A lawsuit against the U.S. bishops for teaching Catholic hospitals not to perform direct abortions is "misguided" and unfounded, says the president of the U.S. Conference of Catholic Bishops.

"This claim is baseless," said Archbishop Joseph E. Kurtz, of Louisville, Ky., president of the U.S. Conference of Catholic Bishops, in a Dec. 6 statement.

He explained that the Ethical and Religious Directives given to Catholic hospitals "urge respectful and compassionate care for both mothers and their children, both during and after pregnancy."

On Nov. 29, the American Civil Liberties Union announced that it had filed suit against the U.S. bishops' conference on behalf of Tamesha Means, a Michigan woman who was treated at Mercy Health Muskegon in 2010.

Means was 18 weeks pregnant when her water broke. She made three emergency visits to the Catholic hospital, and on the third visit, delivered the baby, who died less than three hours after birth.

The ACLU claims that the hospital was negligent because it did not tell Means "that terminating her pregnancy was an option and the safest course for her condition."

The legal group said the woman was in "excruciating pain" and the pregnancy posed "significant risks to her health." She also suffered "extreme distress" and an infection that can cause infertility, the organization said.

The Catholic Ethical and Religious Directives, updated most recently in 2009, seek to affirm the lives of both women and their children. The guidelines prohibit the direct killing of an unborn child through abortion. However, they allow for operations, treatments and medications for a pregnant woman in order to treat a "proportionately serious pathological condition," even if doing so results in the child's unintentional death.  

Archbishop Kurtz expressed sympathy for the loss of Means' child.

Because the bishops were not directly involved in the case in question, they cannot comment on it specifically, he said, but they can respond to the claim that their affirmation of all human life amounts to negligence.

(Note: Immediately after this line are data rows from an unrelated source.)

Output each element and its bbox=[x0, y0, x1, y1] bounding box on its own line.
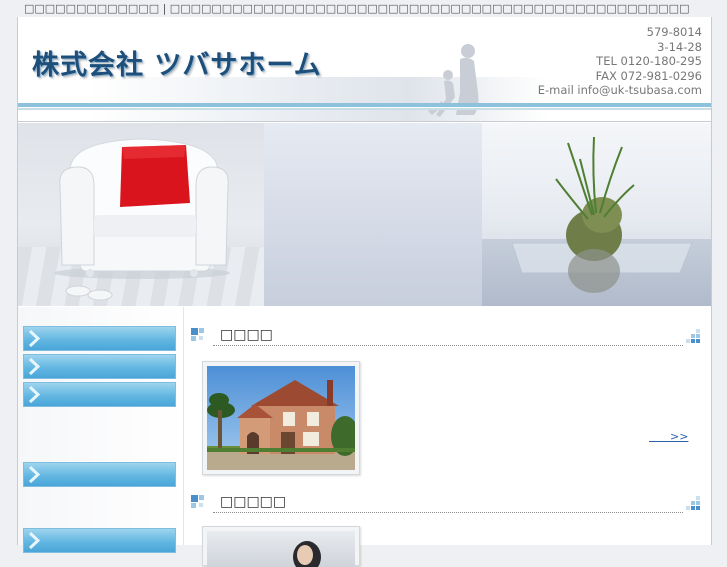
sidebar-nav-button-4[interactable] bbox=[23, 462, 176, 487]
blue-squares-icon bbox=[191, 328, 204, 341]
sidebar-nav-button-5[interactable] bbox=[23, 528, 176, 553]
chevron-right-icon bbox=[28, 386, 40, 403]
sidebar-nav bbox=[18, 307, 184, 553]
section-heading-2: □□□□□ bbox=[191, 492, 701, 514]
more-link[interactable]: >> bbox=[649, 430, 688, 443]
hero-banner bbox=[18, 123, 711, 306]
section-title: □□□□□ bbox=[220, 494, 287, 510]
tel-number: TEL 0120-180-295 bbox=[596, 54, 702, 68]
section-2-photo-image bbox=[207, 531, 355, 567]
top-description-bar: □□□□□□□□□□□□□ | □□□□□□□□□□□□□□□□□□□□□□□□… bbox=[24, 2, 690, 15]
company-logo[interactable]: 株式会社 ツバサホーム bbox=[32, 43, 322, 82]
section-dotted-rule bbox=[213, 345, 683, 346]
sidebar-nav-button-1[interactable] bbox=[23, 326, 176, 351]
chevron-right-icon bbox=[28, 466, 40, 483]
chevron-right-icon bbox=[28, 358, 40, 375]
header-divider bbox=[18, 121, 711, 122]
email-address[interactable]: E-mail info@uk-tsubasa.com bbox=[538, 83, 702, 98]
chevron-right-icon bbox=[28, 330, 40, 347]
fax-number: FAX 072-981-0296 bbox=[595, 68, 702, 83]
blue-squares-icon bbox=[191, 495, 204, 508]
postal-code: 579-8014 bbox=[646, 25, 702, 39]
chevron-right-icon bbox=[28, 532, 40, 549]
sidebar-nav-button-3[interactable] bbox=[23, 382, 176, 407]
contact-block: 579-8014 3-14-28 TEL 0120-180-295 FAX 07… bbox=[538, 25, 702, 98]
page-container: 株式会社 ツバサホーム 579-8014 3-14-28 TEL 0120-18… bbox=[17, 17, 712, 567]
armchair-illustration bbox=[54, 138, 230, 301]
house-illustration bbox=[207, 366, 355, 470]
house-photo-image bbox=[207, 366, 355, 470]
blue-squares-icon bbox=[686, 496, 700, 510]
site-header: 株式会社 ツバサホーム 579-8014 3-14-28 TEL 0120-18… bbox=[18, 17, 711, 123]
person-photo-illustration bbox=[293, 541, 321, 567]
section-dotted-rule bbox=[213, 512, 683, 513]
moss-ball-plant-illustration bbox=[511, 136, 693, 293]
section-title: □□□□ bbox=[220, 327, 273, 343]
header-line-shadow bbox=[18, 108, 711, 110]
house-photo[interactable] bbox=[202, 361, 360, 475]
sidebar-nav-button-2[interactable] bbox=[23, 354, 176, 379]
section-heading-1: □□□□ bbox=[191, 325, 701, 347]
blue-squares-icon bbox=[686, 329, 700, 343]
street-address: 3-14-28 bbox=[657, 39, 702, 54]
section-2-photo[interactable] bbox=[202, 526, 360, 567]
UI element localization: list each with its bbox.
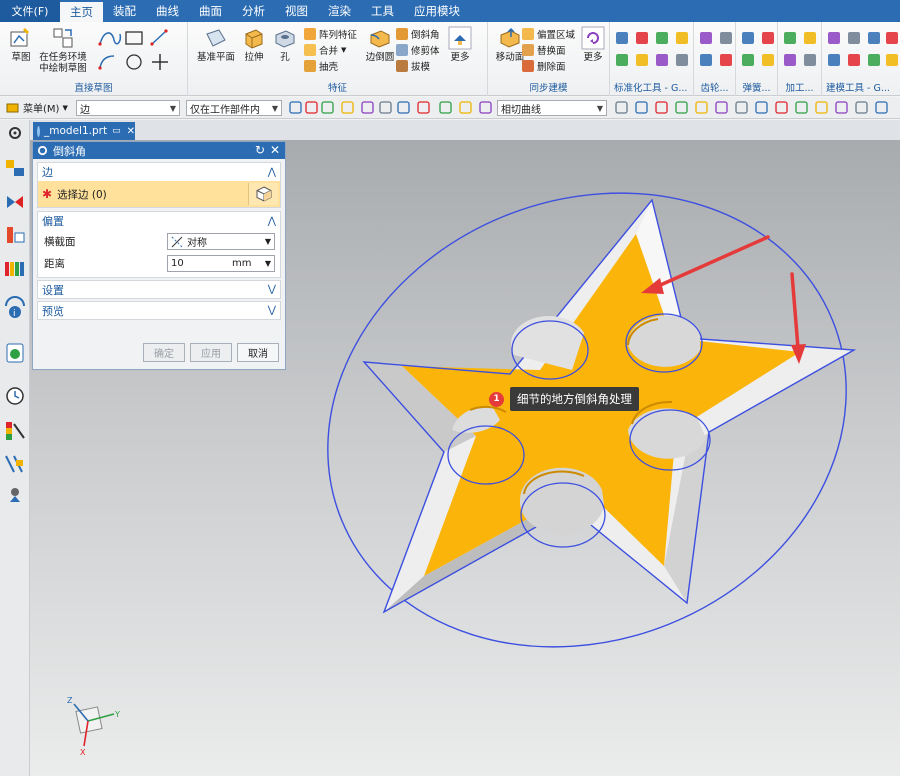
gear-icon [37,145,48,156]
select-cube-icon[interactable] [248,183,278,205]
distance-unit: mm [232,258,252,269]
chevron-down-icon: ⋁ [267,305,276,316]
chamfer-dialog: 倒斜角 ↻ ✕ 边 ⋀ ✱ 选择边 (0) 偏置 ⋀ 横截面 对称 ▼ 距离 1… [32,141,286,370]
wcs-triad: Y Z X [67,696,120,757]
distance-input[interactable]: 10 mm ▼ [167,255,275,272]
cross-section-row: 横截面 对称 ▼ [38,230,280,252]
cross-section-select[interactable]: 对称 ▼ [167,233,275,250]
callout-text: 细节的地方倒斜角处理 [510,387,639,411]
chevron-up-icon: ⋀ [267,215,276,227]
axis-z-label: Z [67,696,73,705]
apply-button[interactable]: 应用 [190,343,232,362]
chevron-down-icon[interactable]: ▼ [265,259,271,268]
chevron-down-icon: ⋁ [267,284,276,295]
edge-section: 边 ⋀ ✱ 选择边 (0) [37,162,281,208]
preview-section-header[interactable]: 预览 ⋁ [37,301,281,320]
chevron-down-icon: ▼ [264,237,271,246]
reset-icon[interactable]: ↻ [255,143,265,157]
dialog-button-row: 确定 应用 取消 [143,343,279,362]
callout-number-badge: 1 [489,391,504,407]
select-edge-row[interactable]: ✱ 选择边 (0) [38,181,280,207]
chevron-up-icon: ⋀ [267,166,276,178]
distance-row: 距离 10 mm ▼ [38,252,280,274]
axis-x-label: X [80,748,86,757]
hole-top-right [625,313,703,373]
hole-bottom [519,467,606,548]
dialog-title: 倒斜角 [53,144,86,158]
required-asterisk-icon: ✱ [42,187,53,201]
dialog-title-bar[interactable]: 倒斜角 ↻ ✕ [33,142,285,159]
offset-section: 偏置 ⋀ 横截面 对称 ▼ 距离 10 mm ▼ [37,211,281,278]
settings-section-header[interactable]: 设置 ⋁ [37,280,281,299]
ok-button[interactable]: 确定 [143,343,185,362]
symmetric-icon [171,236,183,247]
close-icon[interactable]: ✕ [270,143,280,157]
model-scene[interactable]: Y Z X [0,0,900,776]
offset-section-header[interactable]: 偏置 ⋀ [38,212,280,230]
edge-section-header[interactable]: 边 ⋀ [38,163,280,181]
axis-y-label: Y [114,710,120,719]
cancel-button[interactable]: 取消 [237,343,279,362]
annotation-callout: 1 细节的地方倒斜角处理 [489,387,639,411]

The rules provided by the Ethical and Religious Directives reaffirm the Church's teaching that "all human life, both before and after birth, has inherent dignity, and that health care providers have the corresponding duty to respect the dignity of all their patients," Archbishop Kurtz explained, mirroring medical oaths that affirm the dignity of life.

This dedication to life and refusal to "approve the direct killing of their unborn children," he continued, "has motivated Catholics to establish the nation's largest network of nonprofit health care ministries."

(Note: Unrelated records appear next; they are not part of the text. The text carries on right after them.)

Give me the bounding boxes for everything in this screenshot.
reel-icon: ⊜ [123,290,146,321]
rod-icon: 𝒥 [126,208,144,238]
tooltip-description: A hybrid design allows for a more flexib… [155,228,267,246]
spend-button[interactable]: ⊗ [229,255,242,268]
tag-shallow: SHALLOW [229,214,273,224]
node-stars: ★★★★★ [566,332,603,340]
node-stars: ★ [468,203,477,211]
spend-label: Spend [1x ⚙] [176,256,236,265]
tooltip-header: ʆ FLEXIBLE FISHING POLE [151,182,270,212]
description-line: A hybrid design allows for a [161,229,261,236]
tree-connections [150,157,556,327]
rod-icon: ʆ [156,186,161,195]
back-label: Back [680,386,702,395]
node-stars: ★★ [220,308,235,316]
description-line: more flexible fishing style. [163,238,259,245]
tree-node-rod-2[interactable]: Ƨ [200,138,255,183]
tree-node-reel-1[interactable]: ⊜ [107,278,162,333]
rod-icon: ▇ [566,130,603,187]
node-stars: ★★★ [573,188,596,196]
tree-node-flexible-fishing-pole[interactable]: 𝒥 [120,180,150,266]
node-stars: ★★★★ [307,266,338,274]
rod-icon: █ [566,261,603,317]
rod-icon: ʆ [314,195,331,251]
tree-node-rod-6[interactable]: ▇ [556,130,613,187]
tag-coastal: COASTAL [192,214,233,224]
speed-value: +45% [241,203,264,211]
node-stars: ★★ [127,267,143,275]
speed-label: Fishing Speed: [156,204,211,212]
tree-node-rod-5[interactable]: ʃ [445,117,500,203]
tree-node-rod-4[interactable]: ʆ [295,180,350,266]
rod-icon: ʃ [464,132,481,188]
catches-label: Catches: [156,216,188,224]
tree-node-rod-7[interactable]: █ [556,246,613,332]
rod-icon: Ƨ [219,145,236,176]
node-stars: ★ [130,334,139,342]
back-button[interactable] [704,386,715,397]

"These ministries provide high-quality care to women and children, including those who lack health coverage and financial resources," the archbishop said, and they offer "a haven for pregnant women and their unborn children regardless of their financial resources."

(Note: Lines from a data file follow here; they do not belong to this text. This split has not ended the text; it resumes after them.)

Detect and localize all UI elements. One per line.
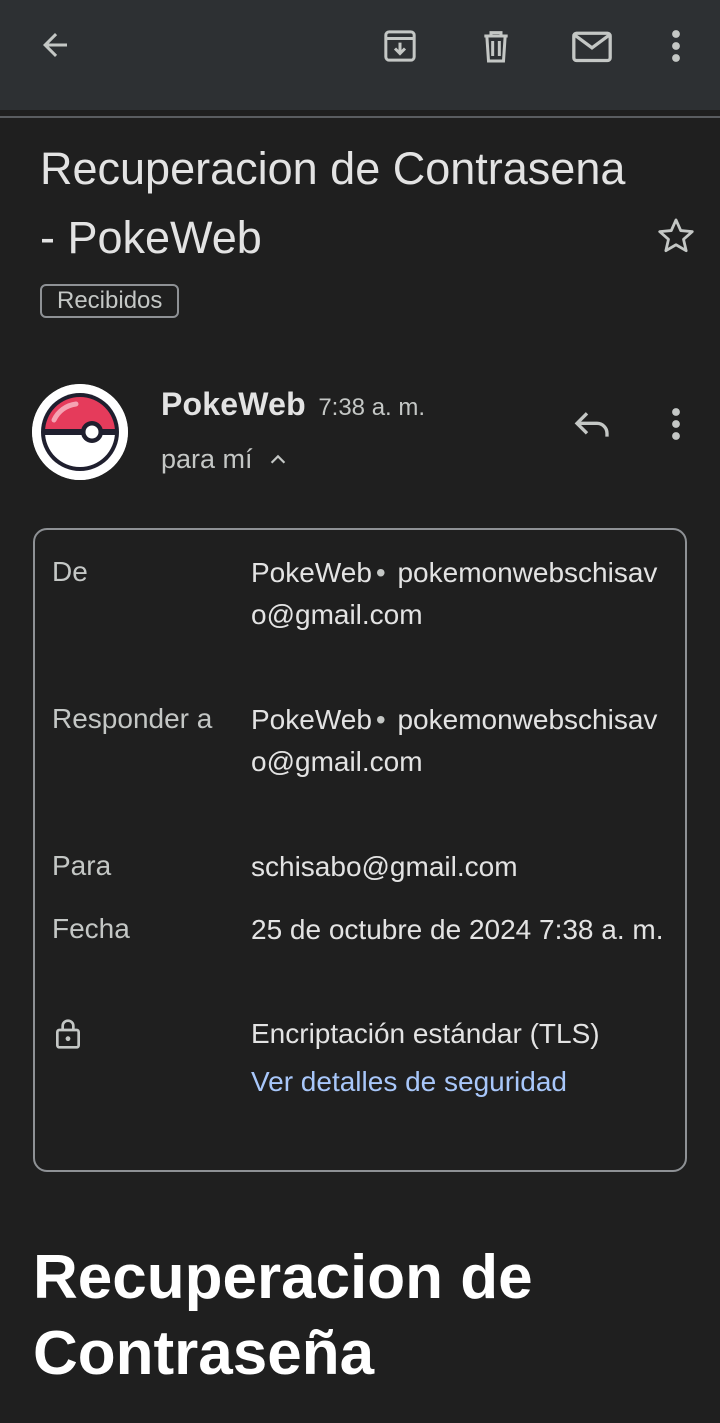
delete-button[interactable] [468,18,524,74]
to-label: Para [52,850,112,881]
recipient-summary: para mí [161,444,253,474]
star-icon [658,218,694,253]
archive-button[interactable] [372,18,428,74]
more-vert-icon [672,30,680,62]
sender-name[interactable]: PokeWeb [161,386,306,422]
from-name: PokeWeb [251,557,372,588]
top-app-bar [0,0,720,110]
date-value: 25 de octubre de 2024 7:38 a. m. [251,914,664,945]
encryption-text: Encriptación estándar (TLS) [251,1018,600,1049]
recipient-toggle[interactable]: para mí [161,444,289,475]
more-vert-icon [672,408,680,440]
reply-to-value: PokeWeb • pokemonwebschisavo@gmail.com [251,704,658,777]
more-options-button[interactable] [648,18,704,74]
sender-line: PokeWeb 7:38 a. m. [161,386,425,423]
from-label: De [52,556,88,587]
back-button[interactable] [27,17,83,73]
divider [0,116,720,118]
chevron-up-icon [267,449,289,471]
avatar[interactable] [32,384,128,480]
lock-icon [52,1016,84,1059]
mail-icon [572,31,612,63]
to-value[interactable]: schisabo@gmail.com [251,846,671,888]
encryption-value: Encriptación estándar (TLS) Ver detalles… [251,1013,671,1103]
trash-icon [484,31,508,63]
star-button[interactable] [648,208,704,264]
mark-unread-button[interactable] [564,18,620,74]
reply-button[interactable] [564,397,620,453]
security-details-link[interactable]: Ver detalles de seguridad [251,1061,671,1103]
pokeball-icon [32,384,128,480]
reply-icon [574,412,609,437]
email-subject: Recuperacion de Contrasena - PokeWeb [40,143,626,263]
date-label: Fecha [52,913,130,944]
from-value: PokeWeb • pokemonwebschisavo@gmail.com [251,557,658,630]
archive-icon [384,30,416,62]
email-time: 7:38 a. m. [318,394,426,421]
reply-to-name: PokeWeb [251,704,372,735]
message-more-button[interactable] [648,396,704,452]
email-body-heading: Recuperacion de Contraseña [33,1243,533,1388]
label-chip-inbox[interactable]: Recibidos [40,284,180,318]
arrow-left-icon [43,33,67,57]
reply-to-label: Responder a [52,703,213,734]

Furthermore, Archbishop Kurtz continued, the "universal and consistent teaching of the Catholic Church on defending the life of the unborn child" is, as Pope Francis has said "linked to the defense of each and every other human right."

"It witnesses against a utilitarian calculus about the relative value of different human lives," the archbishop explained.

In claiming that it is "negligent" for the Catholic bishops to teach that all life is valuable, the ACLU's lawsuit "urges the government to punish that proclamation with civil liability, a clear violation of the First Amendment," Kurtz said.

He promised that the "U.S. Conference of Catholic Bishops will continue to defend these principles in season and out, and we will defend ourselves against this misguided lawsuit."